En admettant mardi que des prêtres se sont servis de religieuses comme « esclaves sexuelles » – et que certains continuent à le faire – le pape François a ouvert un nouveau et sombre chapitre dans le scandale des abus sexuels qui ébranlent l’Église catholique.
« C’est la première fois que le pape, mais aussi l’Église en tant qu’institution, admet que ces abus ont lieu, et c’est extrêmement important », assure Lucetta Scaraffia, rédactrice en chef de Women Church World, le supplément féminin du journal du Vatican, l’Osservatore Romano.
Interrogé dans l’avion qui le ramenait mardi des Émirats arabes unis, le pape François a reconnu que « des prêtres et des évêques » avaient commis des agressions sexuelles sur des religieuses. Ce phénomène peut se rencontrer « partout », mais il est plus présent dans « quelques congrégations nouvelles et dans quelques régions », a-t-il précisé, ajoutant : « Cela fait longtemps que nous travaillons sur ce dossier ».
Il a rendu hommage à son prédécesseur Benoît XVI, qui a eu « le courage de dissoudre une congrégation féminine » où « s’était installé cet esclavage des femmes, esclavage allant jusqu’à l’esclavage sexuel des femmes par des clercs et par le fondateur ». Jorge Bergoglio évoquait la congrégation française des Soeurs contemplatives de Saint-Jean, dont les supérieures ont été écartées après une enquête du Vatican sur des dérives sectaires et sexuelles.
Par « exclavage sexuel », il entendait une « manipulation, une forme d’abus de pouvoir qui se reflète aussi dans des abus sexuels », a précisé le Saint-Siège. Le scandale des prêtres violant ou abusant des religieuses s’inscrit dans celui plus large des abus de pouvoir qui ont permis à des membres du clergé pédophiles de nuire en toute impunité pendant des décennies dans nombre de pays.
Un procès qui se conclut par un simple avertissement
Dans le sillage des révélations sur les vastes abus contre les enfants et du mouvement #MeToo, des religieuses ont commencé ces dernières années à élever la voix à leur tour. Au point de voir Women Church World consacrer son dernier numéro aux religieuses violées, forcées à avorter ou à élever seules, chassées de leur communauté, des enfants jamais reconnus par leur prêtre de père. Et la semaine dernière, un haut responsable d’un ministère du Vatican, accusé par une ancienne religieuse allemande d’avoir été trop pressant pendant une confession, avait finalement démissionné, quatre ans après un procès canonique qui lui avait valu un simple avertissement.
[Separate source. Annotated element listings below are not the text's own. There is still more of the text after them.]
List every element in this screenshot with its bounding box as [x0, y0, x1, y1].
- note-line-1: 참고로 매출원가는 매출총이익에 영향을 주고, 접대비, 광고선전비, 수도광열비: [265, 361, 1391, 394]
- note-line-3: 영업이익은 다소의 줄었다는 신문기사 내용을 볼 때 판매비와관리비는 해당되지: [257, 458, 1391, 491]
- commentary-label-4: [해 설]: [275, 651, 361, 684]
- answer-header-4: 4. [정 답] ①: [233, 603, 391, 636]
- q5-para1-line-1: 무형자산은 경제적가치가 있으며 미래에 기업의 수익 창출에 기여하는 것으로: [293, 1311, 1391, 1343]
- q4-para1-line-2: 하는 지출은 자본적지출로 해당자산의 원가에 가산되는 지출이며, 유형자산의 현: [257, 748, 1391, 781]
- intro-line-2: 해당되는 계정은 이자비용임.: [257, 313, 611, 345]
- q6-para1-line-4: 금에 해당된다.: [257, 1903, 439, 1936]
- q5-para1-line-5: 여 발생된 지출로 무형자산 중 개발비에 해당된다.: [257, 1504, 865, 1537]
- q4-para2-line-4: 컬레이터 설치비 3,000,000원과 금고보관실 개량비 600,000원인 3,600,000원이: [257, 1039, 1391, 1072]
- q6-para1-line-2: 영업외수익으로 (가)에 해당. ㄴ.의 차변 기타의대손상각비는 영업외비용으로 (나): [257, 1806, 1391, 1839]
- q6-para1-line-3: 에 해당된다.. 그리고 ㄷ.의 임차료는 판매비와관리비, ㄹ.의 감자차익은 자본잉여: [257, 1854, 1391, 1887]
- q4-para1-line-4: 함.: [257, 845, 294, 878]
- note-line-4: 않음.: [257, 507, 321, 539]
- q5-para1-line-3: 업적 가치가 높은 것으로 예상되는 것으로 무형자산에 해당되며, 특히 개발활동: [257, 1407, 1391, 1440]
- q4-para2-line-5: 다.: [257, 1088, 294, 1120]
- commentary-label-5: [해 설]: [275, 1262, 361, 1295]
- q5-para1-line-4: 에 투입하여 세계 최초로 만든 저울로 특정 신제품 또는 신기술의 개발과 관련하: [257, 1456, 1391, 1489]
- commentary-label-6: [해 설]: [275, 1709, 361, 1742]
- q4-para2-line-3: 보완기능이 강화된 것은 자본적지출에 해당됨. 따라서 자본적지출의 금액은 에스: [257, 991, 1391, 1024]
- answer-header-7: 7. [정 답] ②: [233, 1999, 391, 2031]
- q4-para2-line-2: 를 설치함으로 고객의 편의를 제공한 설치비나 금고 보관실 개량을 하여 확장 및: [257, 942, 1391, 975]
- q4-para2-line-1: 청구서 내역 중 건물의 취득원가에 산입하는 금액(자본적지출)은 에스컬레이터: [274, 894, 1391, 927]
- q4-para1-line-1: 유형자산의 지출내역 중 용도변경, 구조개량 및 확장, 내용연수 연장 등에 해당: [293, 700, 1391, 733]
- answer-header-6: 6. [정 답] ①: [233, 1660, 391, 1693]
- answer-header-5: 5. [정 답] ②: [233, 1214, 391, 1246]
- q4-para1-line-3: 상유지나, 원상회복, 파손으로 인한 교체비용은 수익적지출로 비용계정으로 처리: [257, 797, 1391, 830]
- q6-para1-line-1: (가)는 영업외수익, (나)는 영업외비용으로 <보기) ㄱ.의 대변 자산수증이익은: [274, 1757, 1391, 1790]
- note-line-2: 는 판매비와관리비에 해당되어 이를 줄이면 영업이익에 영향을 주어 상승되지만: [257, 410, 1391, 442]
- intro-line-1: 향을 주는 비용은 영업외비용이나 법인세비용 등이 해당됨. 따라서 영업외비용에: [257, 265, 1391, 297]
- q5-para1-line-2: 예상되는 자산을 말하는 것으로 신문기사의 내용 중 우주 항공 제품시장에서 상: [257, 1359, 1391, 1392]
« Tant de plaintes ont été envoyées au Vatican et n’ont pas été suivies d’effet », regrette Lucetta Scaraffia. « J’espère vraiment qu’une commission va être mise en place pour enquêter et que des religieuses expertes sur ce sujet vont être appelées à y participer ». « Ils pourraient entamer rapidement des procès, et surtout en parler, parce que c’est le silence qui permet aux violeurs de continuer à violer », ajoute-t-elle.
Le pouvoir des prêtres sur la vie des religieuses
Si le problème est présent dans toute l’Eglise, il l’est tout particulièrement en Afrique, en Asie et en Amérique latine. Ainsi, des abus sur des religieuses ont été dénoncés du Chili à la République démocratique du Congo, en Italie, au Kenya, au Pérou ou encore en Ukraine. En Inde, une religieuse a récemment accusé un évêque de l’avoir violée à de nombreuses reprises.
Mais pour les victimes, « ce n’est pas facile de parler. Elles craignent que cela se retourne contre elles ou contre leur congrégation », explique Lucetta Scaraffia. Pour elle, l’essence du problème réside dans le pouvoir des prêtres sur la vie des religieuses, de leur entrée dans les ordres aux détails de leur quotidien et jusqu’à leur salaire. « Elles ne sont pas reconnues comme des égales ». Le fait que le pape reconnaisse le problème « représente un énième coup pour l’image de l’Église, mais aussi une occasion de montrer que le changement est réellement en cours », estime Lucetta Scaraffia. La clé ? « Retirer aux prêtres leur aura de pouvoir, qui leur permet de se comporter ainsi ». Et même s’il y a encore « une grande résistance », l’exemple de la levée progressive de l’omerta sur les cas d’agressions pédophiles montre que cela peut évoluer, a-t-elle conclu.